I’ve written some about my college education. I attended Wabash College from the fall of 1988 until I graduated in the spring of 1992 with a Bachelor’s of Arts degree in philosophy and German. Wabash College is a liberal arts college for men. Wabash’s curriculum is designed to impart general knowledge across a broad spectrum of topics. More importantly, the curriculum is designed to foster independent inquiry, critical thought, and clear expression both oral and written. To read purposefully, think critically, and write effectively.
I have relied on this educational foundation in everything I have accomplished since college. More than any particular formula, anecdote or algorithm these principles have served me well. I believe in the liberal arts and I defend them as a true and valued principle of higher education: increasingly necessary in a more complicated, connected world.
I came across Liz Coleman‘s recent TED Talk, “Liz Coleman’s call to reinvent liberal arts education” in the past week. Coleman presents a powerful dissection of the state of higher education and revival of the power and necessity of the liberal arts. I was overjoyed. Liz Coleman is the president of Bennington College. In the mid-1990s she deployed a radical plan to reinvent the college and the liberal arts the college entrusts.
The complaint: “Over the past century the expert has dethroned the educated generalist to become the sole model of intellectual accomplishment.”
A solution: Develop a framework of higher education as an active pursuit — a performing art for public good.
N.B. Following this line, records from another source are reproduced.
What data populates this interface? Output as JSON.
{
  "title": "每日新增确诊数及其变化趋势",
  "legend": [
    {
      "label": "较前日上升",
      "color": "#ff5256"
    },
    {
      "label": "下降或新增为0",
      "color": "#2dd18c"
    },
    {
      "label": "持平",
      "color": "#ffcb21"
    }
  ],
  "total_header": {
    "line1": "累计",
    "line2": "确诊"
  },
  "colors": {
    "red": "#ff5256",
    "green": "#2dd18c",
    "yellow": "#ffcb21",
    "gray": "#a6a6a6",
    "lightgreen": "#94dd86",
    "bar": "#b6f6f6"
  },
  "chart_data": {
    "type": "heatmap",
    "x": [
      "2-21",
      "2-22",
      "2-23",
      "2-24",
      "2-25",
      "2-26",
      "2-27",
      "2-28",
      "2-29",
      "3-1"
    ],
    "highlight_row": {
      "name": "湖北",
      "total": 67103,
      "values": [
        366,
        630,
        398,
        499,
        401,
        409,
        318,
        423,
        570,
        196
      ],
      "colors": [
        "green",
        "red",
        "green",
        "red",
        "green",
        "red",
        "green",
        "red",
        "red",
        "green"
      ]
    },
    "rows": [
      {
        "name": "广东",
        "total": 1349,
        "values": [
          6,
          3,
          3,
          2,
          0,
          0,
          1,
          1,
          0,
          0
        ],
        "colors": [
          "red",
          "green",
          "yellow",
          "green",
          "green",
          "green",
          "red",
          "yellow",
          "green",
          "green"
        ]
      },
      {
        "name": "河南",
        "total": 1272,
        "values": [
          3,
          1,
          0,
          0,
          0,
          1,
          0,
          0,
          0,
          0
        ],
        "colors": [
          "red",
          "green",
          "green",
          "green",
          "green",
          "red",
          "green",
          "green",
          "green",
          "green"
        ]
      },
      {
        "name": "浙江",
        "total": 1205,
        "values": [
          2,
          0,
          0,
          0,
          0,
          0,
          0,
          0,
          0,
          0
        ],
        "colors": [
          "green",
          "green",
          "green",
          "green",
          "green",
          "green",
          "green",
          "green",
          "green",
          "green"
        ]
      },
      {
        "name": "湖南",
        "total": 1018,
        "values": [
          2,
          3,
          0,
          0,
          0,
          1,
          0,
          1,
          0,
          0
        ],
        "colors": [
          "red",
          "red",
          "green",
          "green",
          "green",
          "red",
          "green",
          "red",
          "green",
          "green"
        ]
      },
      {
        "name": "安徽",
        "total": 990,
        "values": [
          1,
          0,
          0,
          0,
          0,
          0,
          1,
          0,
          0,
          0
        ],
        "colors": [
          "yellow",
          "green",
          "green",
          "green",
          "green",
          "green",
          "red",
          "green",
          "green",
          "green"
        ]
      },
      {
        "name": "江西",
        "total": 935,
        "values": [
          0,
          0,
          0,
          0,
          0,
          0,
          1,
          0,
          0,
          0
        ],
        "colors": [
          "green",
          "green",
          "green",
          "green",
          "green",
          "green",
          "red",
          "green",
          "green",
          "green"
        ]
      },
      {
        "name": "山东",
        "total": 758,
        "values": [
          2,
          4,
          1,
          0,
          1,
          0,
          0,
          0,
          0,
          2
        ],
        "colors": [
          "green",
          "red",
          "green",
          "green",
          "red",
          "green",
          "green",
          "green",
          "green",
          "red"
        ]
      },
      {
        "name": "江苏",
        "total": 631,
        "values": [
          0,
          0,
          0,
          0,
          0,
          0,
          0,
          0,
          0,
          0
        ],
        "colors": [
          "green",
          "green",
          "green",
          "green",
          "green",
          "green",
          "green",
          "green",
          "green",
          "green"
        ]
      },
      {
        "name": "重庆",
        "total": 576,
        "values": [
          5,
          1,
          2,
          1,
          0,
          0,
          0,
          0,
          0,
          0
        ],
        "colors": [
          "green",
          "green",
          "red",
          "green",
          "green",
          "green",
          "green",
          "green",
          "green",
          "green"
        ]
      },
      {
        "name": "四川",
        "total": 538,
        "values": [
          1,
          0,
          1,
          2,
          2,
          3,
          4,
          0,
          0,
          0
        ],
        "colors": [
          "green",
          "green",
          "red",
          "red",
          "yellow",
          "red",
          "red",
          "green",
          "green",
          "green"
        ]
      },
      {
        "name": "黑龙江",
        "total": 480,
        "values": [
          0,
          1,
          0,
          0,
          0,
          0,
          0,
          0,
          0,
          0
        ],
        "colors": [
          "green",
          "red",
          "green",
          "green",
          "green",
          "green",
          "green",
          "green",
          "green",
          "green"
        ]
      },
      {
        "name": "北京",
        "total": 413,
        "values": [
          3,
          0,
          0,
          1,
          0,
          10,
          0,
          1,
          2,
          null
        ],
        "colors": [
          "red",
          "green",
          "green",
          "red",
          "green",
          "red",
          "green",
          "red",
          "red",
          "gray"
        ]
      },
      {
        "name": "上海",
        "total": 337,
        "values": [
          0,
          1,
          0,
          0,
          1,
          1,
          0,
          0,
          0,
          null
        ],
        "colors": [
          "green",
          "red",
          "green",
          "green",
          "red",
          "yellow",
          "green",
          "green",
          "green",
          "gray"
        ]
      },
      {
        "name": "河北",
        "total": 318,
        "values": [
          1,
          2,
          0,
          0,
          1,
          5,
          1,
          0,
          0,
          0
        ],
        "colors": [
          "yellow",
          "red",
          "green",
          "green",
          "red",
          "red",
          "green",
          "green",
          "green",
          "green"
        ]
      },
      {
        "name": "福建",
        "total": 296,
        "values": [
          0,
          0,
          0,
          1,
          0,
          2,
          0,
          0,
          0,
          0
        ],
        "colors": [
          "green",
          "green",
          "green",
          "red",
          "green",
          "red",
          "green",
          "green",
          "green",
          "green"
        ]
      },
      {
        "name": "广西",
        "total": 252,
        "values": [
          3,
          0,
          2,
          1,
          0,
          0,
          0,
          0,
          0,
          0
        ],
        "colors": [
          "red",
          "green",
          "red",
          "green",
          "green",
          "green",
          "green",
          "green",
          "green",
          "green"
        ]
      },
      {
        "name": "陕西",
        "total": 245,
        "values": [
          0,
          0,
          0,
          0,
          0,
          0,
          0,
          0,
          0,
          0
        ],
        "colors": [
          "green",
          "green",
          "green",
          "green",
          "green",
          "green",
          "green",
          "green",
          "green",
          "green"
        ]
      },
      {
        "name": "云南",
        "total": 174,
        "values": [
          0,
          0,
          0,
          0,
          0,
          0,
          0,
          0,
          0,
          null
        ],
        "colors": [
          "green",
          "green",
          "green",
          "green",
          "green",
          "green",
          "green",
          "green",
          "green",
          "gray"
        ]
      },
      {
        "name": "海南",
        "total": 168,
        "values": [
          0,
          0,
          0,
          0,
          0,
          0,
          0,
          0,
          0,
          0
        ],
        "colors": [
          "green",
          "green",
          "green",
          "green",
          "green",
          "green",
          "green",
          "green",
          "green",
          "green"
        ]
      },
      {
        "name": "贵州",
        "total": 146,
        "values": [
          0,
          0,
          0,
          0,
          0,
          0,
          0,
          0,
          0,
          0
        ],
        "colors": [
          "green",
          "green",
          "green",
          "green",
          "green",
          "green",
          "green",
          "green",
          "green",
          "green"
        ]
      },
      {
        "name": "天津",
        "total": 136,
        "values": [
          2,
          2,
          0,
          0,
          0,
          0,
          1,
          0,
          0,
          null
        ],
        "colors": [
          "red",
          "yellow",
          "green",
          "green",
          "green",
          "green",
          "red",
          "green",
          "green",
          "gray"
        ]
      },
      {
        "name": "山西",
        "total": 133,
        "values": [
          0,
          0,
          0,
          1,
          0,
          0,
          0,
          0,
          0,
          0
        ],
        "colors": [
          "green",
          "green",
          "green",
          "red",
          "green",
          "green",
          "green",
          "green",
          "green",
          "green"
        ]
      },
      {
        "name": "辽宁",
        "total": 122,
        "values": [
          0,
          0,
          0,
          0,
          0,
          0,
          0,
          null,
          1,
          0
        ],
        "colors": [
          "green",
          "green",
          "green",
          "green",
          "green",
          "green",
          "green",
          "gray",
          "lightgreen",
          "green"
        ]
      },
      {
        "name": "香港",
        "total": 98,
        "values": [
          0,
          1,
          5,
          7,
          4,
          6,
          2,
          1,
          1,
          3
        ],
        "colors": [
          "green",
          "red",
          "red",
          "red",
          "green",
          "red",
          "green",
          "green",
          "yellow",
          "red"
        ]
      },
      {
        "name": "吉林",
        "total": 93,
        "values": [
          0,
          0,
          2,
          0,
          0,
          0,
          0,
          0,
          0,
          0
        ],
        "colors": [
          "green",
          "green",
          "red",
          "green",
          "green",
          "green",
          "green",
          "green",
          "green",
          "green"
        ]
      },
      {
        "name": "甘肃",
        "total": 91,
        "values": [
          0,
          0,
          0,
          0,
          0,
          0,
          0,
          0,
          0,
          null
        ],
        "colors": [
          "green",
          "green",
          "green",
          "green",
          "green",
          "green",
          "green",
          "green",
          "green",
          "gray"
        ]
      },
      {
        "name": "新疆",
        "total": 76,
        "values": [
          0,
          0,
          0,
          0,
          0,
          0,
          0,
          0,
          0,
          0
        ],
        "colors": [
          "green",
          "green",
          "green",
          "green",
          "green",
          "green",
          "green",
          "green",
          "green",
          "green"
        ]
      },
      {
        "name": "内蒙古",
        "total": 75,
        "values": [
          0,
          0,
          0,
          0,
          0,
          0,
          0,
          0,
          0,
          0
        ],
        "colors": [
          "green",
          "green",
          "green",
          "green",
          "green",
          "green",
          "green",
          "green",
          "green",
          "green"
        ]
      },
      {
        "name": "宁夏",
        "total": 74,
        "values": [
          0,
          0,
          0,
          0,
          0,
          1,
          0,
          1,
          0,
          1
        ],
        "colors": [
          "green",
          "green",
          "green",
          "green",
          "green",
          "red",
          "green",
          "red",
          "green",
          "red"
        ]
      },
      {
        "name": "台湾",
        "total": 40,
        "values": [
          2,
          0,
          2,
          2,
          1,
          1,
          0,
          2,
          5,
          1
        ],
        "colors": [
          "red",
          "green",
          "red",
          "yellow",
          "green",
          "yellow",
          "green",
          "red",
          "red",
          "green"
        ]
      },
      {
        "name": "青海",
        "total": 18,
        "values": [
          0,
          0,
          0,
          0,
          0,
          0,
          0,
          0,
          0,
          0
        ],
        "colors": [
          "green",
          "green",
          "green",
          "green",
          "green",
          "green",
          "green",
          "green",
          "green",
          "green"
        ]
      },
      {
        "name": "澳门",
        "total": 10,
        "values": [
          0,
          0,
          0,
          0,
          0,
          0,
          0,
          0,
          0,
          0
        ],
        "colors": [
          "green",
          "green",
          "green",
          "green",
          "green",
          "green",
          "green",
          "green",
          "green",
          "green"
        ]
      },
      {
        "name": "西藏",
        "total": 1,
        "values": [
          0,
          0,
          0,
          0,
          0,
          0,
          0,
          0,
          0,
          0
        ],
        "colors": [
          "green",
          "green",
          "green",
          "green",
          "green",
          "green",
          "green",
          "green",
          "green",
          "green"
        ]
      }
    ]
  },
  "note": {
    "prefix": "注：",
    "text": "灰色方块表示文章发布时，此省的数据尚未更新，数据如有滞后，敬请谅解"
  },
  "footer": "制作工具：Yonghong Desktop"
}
Include rhetoric, design, meditation, improvisation, and quantitative reasoning alongside the canon of traditional topics. On technology she reminds us that we must acknowledge that the more powerful our reach of our voices the more important the question “About what?”
Specialization obfuscates problems. Specialization constructs a world of silos: people working alongside one another never fully realizing the interconnectedness of what each other does. Specialization creates a world of blinders, or worse yet a world of the blind leading the uninterested. To this end I found this statement one of Coleman’s most powerful:
“The most important discovery we made in our focus on public action was to appreciate that the hard choices are not between good and evil but between competing goods. This discovery is transforming. It undercuts self-righteousness, radically alters the tone and character of controversy, and enriches dramatically the possibility for finding common ground. Idolatry, zealotry, unsubstantiated opinions simply won’t do. This is a political education to be sure. But it is a politics of principle not of partisanship. [….] We the people have become inured to our own irrelevance when it comes to doing anything significant about anything that matters concerning governance, beyond waiting another four years. [….] The problem is there is no such thing as a viable democracy made up of experts, zealots, politicians and spectators.”
I am encouraged to hear such a powerful appreciation for the generalist, for the soundness of the liberal arts, updated with a call to public action. For too long our culture has turned introverted to the point of selfishness and conceded the spheres of philanthropy, charity and welfare to religion. And perhaps more importantly than concern for our fellow man, but the concession of even thinking about the larger interconnectedness of systems. Particularly as they impact concepts such as justice, equity and truth.
I came across Coleman’s talk just a day after reading the following line from F. Scott Fitzgerald‘s short story “Bernice Bobs Her Hair” and maybe a week before my own birthday. Birthday’s and New Years Day are two moments that bring out a particularly strong tendency toward introspection and self-evaluation: “At eighteen our convictions are hills from which we look; at forty-five they are caves in which we hide.”